Воздух был плотно насыщен смесью звуков. Таллис привык к ним. От бесконечного гула моторов комната постоянно вибрировала. Нарядные чашки и блюдца позвякивали. Скрип, скрежет, стук металла, вибрация, заставлявшая стискивать зубы, — все это был привычный домашний ад, в котором он безотлучно жил уже так давно. Прежде пугало, что все это будет давить чем дальше, тем больше и, наконец, превратится в невыносимый кошмар. Теперь оно воспринималось лишь как мелкая помеха, своего рода механический аккомпанемент его мыслям. И даже ясно разглядев в углу что-то ползающее, он испытывал не отвращение, а жалость. Страх вызывало другое. Наполовину осязаемое присутствие сестры. От ее посещений веяло чуждой и, пожалуй, опасной реальностью, подбирающейся к нему все ближе и ближе. Вот здесь тонкая грань могла и исчезнуть. Однажды он вошел в спальню и вдруг увидел, что она лежит у него на кровати. Но кажется, это был сон.

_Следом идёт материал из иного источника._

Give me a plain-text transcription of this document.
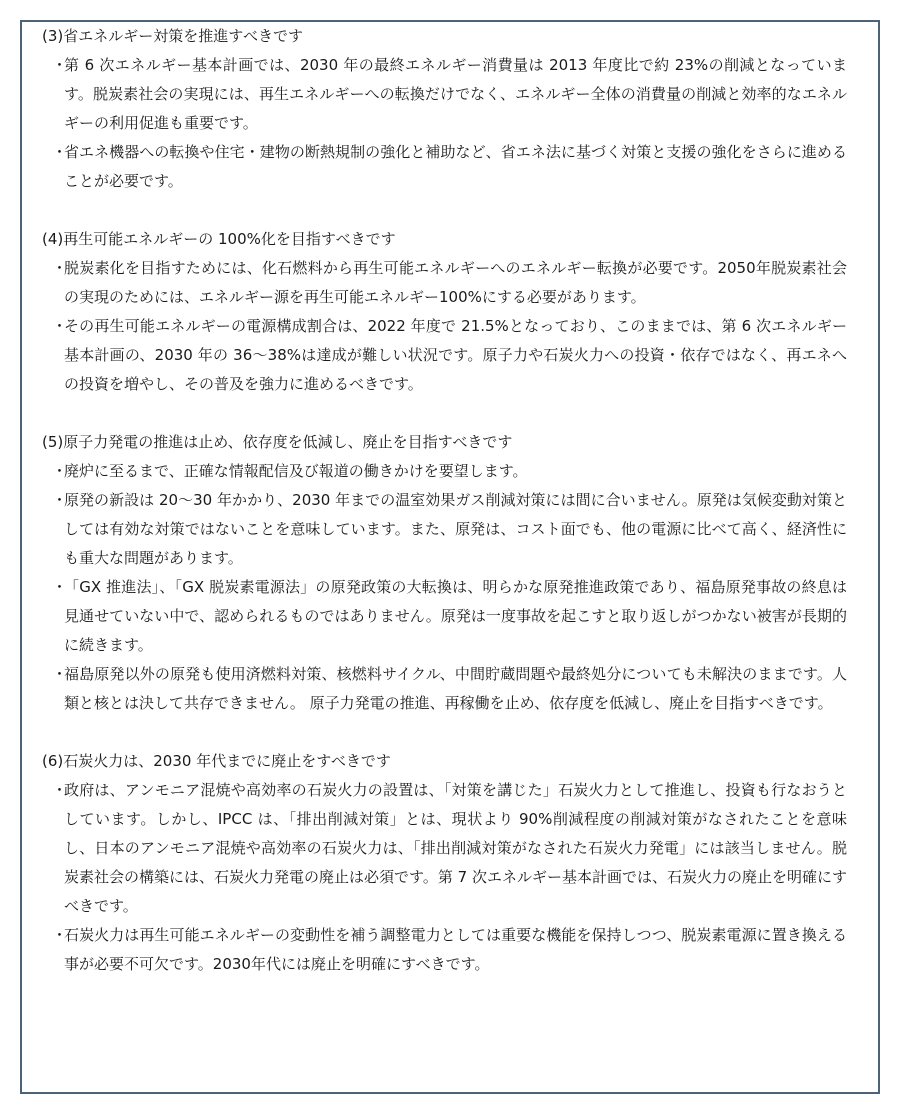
(3)省エネルギー対策を推進すべきです

・
第 6 次エネルギー基本計画では、2030 年の最終エネルギー消費量は 2013 年度比で約 23%の削減となっています。脱炭素社会の実現には、再生エネルギーへの転換だけでなく、エネルギー全体の消費量の削減と効率的なエネルギーの利用促進も重要です。

・
省エネ機器への転換や住宅・建物の断熱規制の強化と補助など、省エネ法に基づく対策と支援の強化をさらに進めることが必要です。

(4)再生可能エネルギーの 100%化を目指すべきです

・
脱炭素化を目指すためには、化石燃料から再生可能エネルギーへのエネルギー転換が必要です。2050年脱炭素社会の実現のためには、エネルギー源を再生可能エネルギー100%にする必要があります。

・
その再生可能エネルギーの電源構成割合は、2022 年度で 21.5%となっており、このままでは、第 6 次エネルギー基本計画の、2030 年の 36～38%は達成が難しい状況です。原子力や石炭火力への投資・依存ではなく、再エネへの投資を増やし、その普及を強力に進めるべきです。

(5)原子力発電の推進は止め、依存度を低減し、廃止を目指すべきです

・
廃炉に至るまで、正確な情報配信及び報道の働きかけを要望します。

・
原発の新設は 20～30 年かかり、2030 年までの温室効果ガス削減対策には間に合いません。原発は気候変動対策としては有効な対策ではないことを意味しています。また、原発は、コスト面でも、他の電源に比べて高く、経済性にも重大な問題があります。

・
「GX 推進法」、「GX 脱炭素電源法」の原発政策の大転換は、明らかな原発推進政策であり、福島原発事故の終息は見通せていない中で、認められるものではありません。原発は一度事故を起こすと取り返しがつかない被害が長期的に続きます。

・
福島原発以外の原発も使用済燃料対策、核燃料サイクル、中間貯蔵問題や最終処分についても未解決のままです。人類と核とは決して共存できません。 原子力発電の推進、再稼働を止め、依存度を低減し、廃止を目指すべきです。

(6)石炭火力は、2030 年代までに廃止をすべきです

・
政府は、アンモニア混焼や高効率の石炭火力の設置は、「対策を講じた」石炭火力として推進し、投資も行なおうとしています。しかし、IPCC は、「排出削減対策」とは、現状より 90%削減程度の削減対策がなされたことを意味し、日本のアンモニア混焼や高効率の石炭火力は、「排出削減対策がなされた石炭火力発電」には該当しません。脱炭素社会の構築には、石炭火力発電の廃止は必須です。第 7 次エネルギー基本計画では、石炭火力の廃止を明確にすべきです。

・
石炭火力は再生可能エネルギーの変動性を補う調整電力としては重要な機能を保持しつつ、脱炭素電源に置き換える事が必要不可欠です。2030年代には廃止を明確にすべきです。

Все прочее кануло в прошлое. Исчезли видения, исчезло чувство сверхъестественного знания. А было ли оно когда-то, это знание? Видения были. Он помнил нечто, сотканное из света, но абсолютно бесформенное. Теперь он рке никогда не вставал на колени, поза, исполненная смирения и восторга, сделалась невозможной и показалась бы кощунственной. Может быть, и всегда это было всего лишь сексуальной перверзией. Любая молитва казалась теперь суесловием. Но иногда он вдруг брался за край стола, косяк двери, переплет книги, бакелитовую ручку ножа и крепко сжимал в руке, не стремясь сделать что-либо сам, а пытаясь, насколько это возможно, хоть на миг обрести состояние покоя и ощущение, что на тебя воздействуют, тебя касаются.

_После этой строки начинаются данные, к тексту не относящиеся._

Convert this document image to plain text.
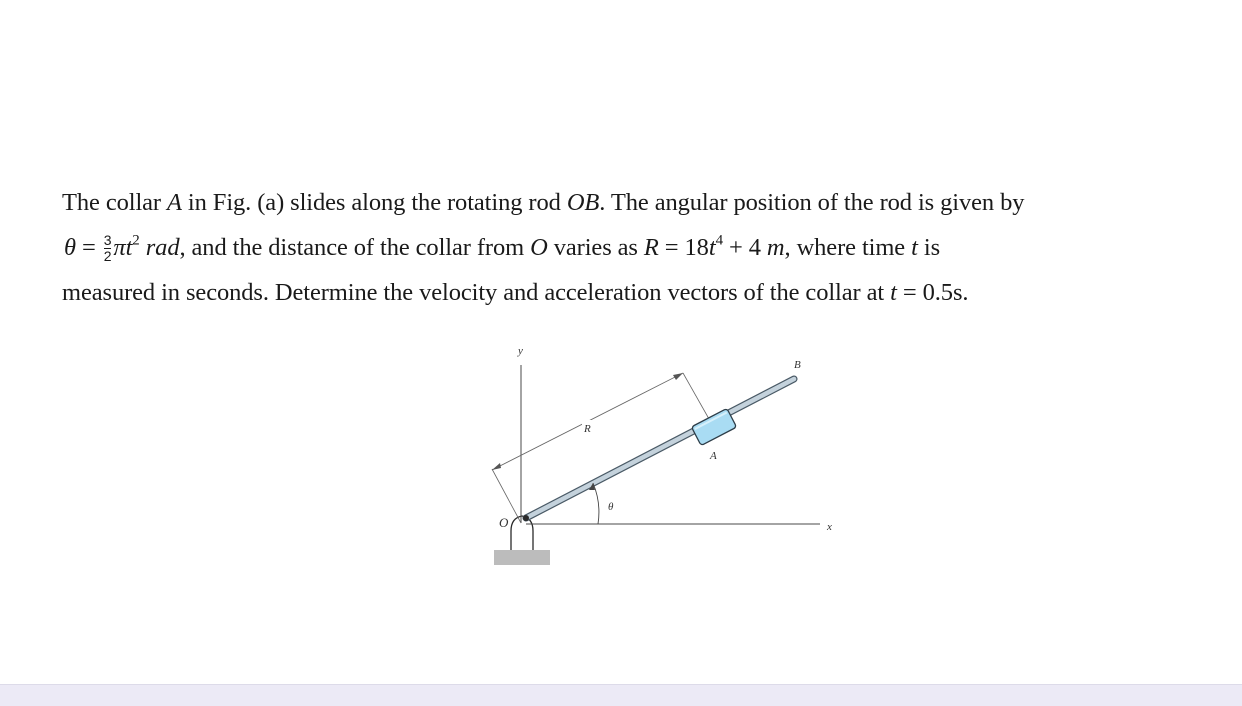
The collar A in Fig. (a) slides along the rotating rod OB. The angular position of the rod is given by
$\theta = \frac{3}{2} \pi t^2$ rad, and the distance of the collar from O varies as $R = 18t^4 + 4$ m, where time t is
measured in seconds. Determine the velocity and acceleration vectors of the collar at t = 0.5s.
y
x
R
B
A
θ
O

А между тем дни текли как обычно. Занятия, подготовка к ним, заседания комитетов, прения, сочинение манифестов, поездки за ними в типографию, упаковка их по конвертам, встречи со священниками, встречи с чиновниками по делам условно осужденных, встречи с полицией, визиты к страждущим. Он много думал о Руперте. Вид распростертого в бассейне Руперта с отчетливостью пережитого непроизвольно возникал перед глазами и без конца возвращался в снах. Он не верил, что Руперт покончил с собой. Но это не утешало. Случившееся было плодом многих обстоятельств. Таллис не делал попытки уяснить их, не пытался определять меру чьей-то и даже своей вины. Он просто горевал над тем, что — как и все наши беды — произошло в результате злополучной спайки несовершенства человеческой натуры, хаоса жизни и нелепой случайности. С первого дня все пошло не туда, сказал он. Но это были чужие слова и чужие мысли, и, защищаясь от искушения, он отмел их. Пытался просто помнить Руперта, сохранять эту память незамутненной и бессознательно сочетать ее с ощущением боли.